Nevertheless, Tilda Swinton is simply amazing as Margaret Hall. Rarely is a movie anchored to such gripping realism due to a single performance, yet "The Deep End" has Swinton to pull it off. Come Oscar nomination time, I wouldn't be surprised if her name will be one of the five women announced to compete for Best Actress. What she does in "The Deep End" is crucial for she adds believability to the entire film. Her performance is not over the top, bordering lunacy, and Swinton always hits the right notes. Her apprehension becomes ours and we share her struggles.

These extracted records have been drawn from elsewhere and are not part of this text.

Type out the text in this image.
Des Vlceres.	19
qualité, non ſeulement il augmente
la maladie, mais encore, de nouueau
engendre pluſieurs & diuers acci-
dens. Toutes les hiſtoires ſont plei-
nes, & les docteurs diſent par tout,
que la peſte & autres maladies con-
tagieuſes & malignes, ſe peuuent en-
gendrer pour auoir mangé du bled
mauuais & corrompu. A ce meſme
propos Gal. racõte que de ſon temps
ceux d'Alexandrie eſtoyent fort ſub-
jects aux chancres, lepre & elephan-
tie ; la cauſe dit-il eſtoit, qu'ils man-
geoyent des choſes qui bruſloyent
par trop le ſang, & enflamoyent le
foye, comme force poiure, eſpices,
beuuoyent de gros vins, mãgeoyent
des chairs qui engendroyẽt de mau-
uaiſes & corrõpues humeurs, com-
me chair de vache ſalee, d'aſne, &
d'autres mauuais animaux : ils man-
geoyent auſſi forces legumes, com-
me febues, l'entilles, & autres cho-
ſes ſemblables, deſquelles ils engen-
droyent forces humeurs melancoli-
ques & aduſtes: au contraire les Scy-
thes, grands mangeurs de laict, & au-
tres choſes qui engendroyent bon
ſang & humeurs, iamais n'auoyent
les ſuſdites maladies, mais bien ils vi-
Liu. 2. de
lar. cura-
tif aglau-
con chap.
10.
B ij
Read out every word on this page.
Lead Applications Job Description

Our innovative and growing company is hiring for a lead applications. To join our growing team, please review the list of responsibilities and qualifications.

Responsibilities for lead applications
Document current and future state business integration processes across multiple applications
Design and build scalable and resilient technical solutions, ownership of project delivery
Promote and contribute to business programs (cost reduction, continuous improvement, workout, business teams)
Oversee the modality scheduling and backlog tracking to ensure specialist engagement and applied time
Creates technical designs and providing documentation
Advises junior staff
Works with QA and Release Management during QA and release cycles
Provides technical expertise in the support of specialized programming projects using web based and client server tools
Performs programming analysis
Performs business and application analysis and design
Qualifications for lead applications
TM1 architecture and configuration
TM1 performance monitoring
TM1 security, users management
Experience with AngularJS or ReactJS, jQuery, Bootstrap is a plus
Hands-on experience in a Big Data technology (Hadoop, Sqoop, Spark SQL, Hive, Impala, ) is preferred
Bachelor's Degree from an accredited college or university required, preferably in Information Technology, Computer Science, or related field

Margaret might have sheltered her family from the real going-ons, but look deep into her eyes and you can tell something is not right.

"The Deep End" ventures into a suspenseful tale of cover-ups and deception, and although it gets a bit shaky at times, a first rate performance from Swinton prevents it from sinking altogether.

Film is Rated R for violence, language and one intense scene of sexuality. Running time is 99 minutes.